Business Immo, le site de l'industrie immobilière

L’ordonnance sur la « suspension » des loyers : beaucoup de bruit pour rien ?

© Monster Ztudio / Adobe Stock

Parmi les nombreuses mesures que le gouvernement vient de prendre par 26 ordonnances en application de la loi d’urgence du 23 mars dernier, figure celle énonçant que certaines des entreprises dont l’activité est particulièrement affectée par la propagation de l’épidémie « ne peuvent encourir de pénalités financières ou intérêts de retard, de dommages-intérêts, d’astreinte, d’exécution de clause résolutoire, de clause pénale, ou de toute clause prévoyant une déchéance, ou d’activation des garanties ou cautions, en raison du défaut de paiement de loyers ou de charges locatives afférents à leurs locaux professionnels et commerciaux ».

En application de la loi du 23 mars dernier, dans les limites de laquelle le gouvernement a été habilité à prendre cette ordonnance, cette mesure ne doit normalement bénéficier qu’aux microentreprises au sens du décret du 18 décembre 2008, à savoir les entreprises qui occupent moins de dix personnes et ont un chiffre d’affaires annuel ou un total de bilan n’excédant pas 2 M€.

En résumé, le bailleur d’une microentreprise dont l’activité est affectée par la propagation de l’épidémie, ne peut désormais plus exercer aucune sanction contre son locataire en cas de défaut de paiement tant des loyers que des charges.

Cette mesure concerne les sommes exigibles « entre le 12 mars 2020 et l’expiration d’un délai de deux mois après la date de cessation de l’état d’urgence sanitaire déclaré par l’article 4 de la loi du 23 mars 2020 » et s’applique donc pour une partie des échéances de loyer du 1er trimestre 2020, ainsi que pour l’intégralité des appels de loyers au titre du 2e trimestre 2020.

Les loyers et charges restent exigibles et donc dus par les locataires, mais ne peuvent plus être recouvrés de manière forcée.

Il n’est donc pas question d’annuler ou de réduire les dettes locatives des entreprises concernées, mais « simplement » de permettre aux microentreprises de bénéficier d’un délai de paiement jusqu’à la fin de l’état d’urgence sanitaire.

Il s’agit d’améliorer temporairement la trésorerie des microentreprises afin d’éviter leurs dépôts de bilan immédiats.

Concernant les autres entreprises, aucune mesure législative ou réglementaire n’est prévue pour le paiement de leurs loyers et charges.

Le gouvernement a au contraire rappelé la nécessité pour les entreprises, notamment les plus grandes, de respecter leurs délais de paiement auprès de leurs fournisseurs (comme par exemple les bailleurs), à défaut de quoi elles ne pourraient avoir accès à la garantie de l’État pour leurs crédits bancaires.

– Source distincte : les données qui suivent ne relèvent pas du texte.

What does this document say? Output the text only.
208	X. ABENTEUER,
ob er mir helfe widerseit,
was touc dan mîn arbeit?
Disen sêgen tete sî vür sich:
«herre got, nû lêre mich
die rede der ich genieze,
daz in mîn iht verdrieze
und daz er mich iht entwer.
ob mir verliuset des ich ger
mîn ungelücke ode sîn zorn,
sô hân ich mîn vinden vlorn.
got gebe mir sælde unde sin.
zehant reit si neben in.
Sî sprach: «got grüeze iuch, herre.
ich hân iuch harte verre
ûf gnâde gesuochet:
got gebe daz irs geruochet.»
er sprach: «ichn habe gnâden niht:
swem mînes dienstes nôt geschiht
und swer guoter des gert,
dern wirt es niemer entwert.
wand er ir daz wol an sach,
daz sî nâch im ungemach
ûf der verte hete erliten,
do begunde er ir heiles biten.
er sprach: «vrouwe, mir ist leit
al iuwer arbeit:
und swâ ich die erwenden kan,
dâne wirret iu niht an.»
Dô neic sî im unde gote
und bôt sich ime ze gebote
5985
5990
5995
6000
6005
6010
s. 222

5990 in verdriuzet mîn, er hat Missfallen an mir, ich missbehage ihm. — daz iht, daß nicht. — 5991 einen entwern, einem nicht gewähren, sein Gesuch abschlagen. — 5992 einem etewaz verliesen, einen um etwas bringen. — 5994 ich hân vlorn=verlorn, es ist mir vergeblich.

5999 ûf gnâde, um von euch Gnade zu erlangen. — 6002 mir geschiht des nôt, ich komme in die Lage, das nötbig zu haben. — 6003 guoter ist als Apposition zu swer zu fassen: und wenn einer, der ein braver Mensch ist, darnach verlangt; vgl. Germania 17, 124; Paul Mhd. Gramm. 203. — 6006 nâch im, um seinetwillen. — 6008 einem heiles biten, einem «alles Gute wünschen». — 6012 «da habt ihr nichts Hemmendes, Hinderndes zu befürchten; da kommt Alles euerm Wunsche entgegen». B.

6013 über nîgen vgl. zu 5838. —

Cet outil mis en œuvre par le gouvernement est donc assez limité, tant concernant les entreprises pouvant en bénéficier que s’agissant des mesures prises.

Le gouvernement compte sans doute sur des accords interprofessionnels entre les bailleurs et les locataires ou sur des engagements pris de manière individuelle par des foncières pour venir en aide aux locataires qui ne correspondent pas à la définition des microentreprises.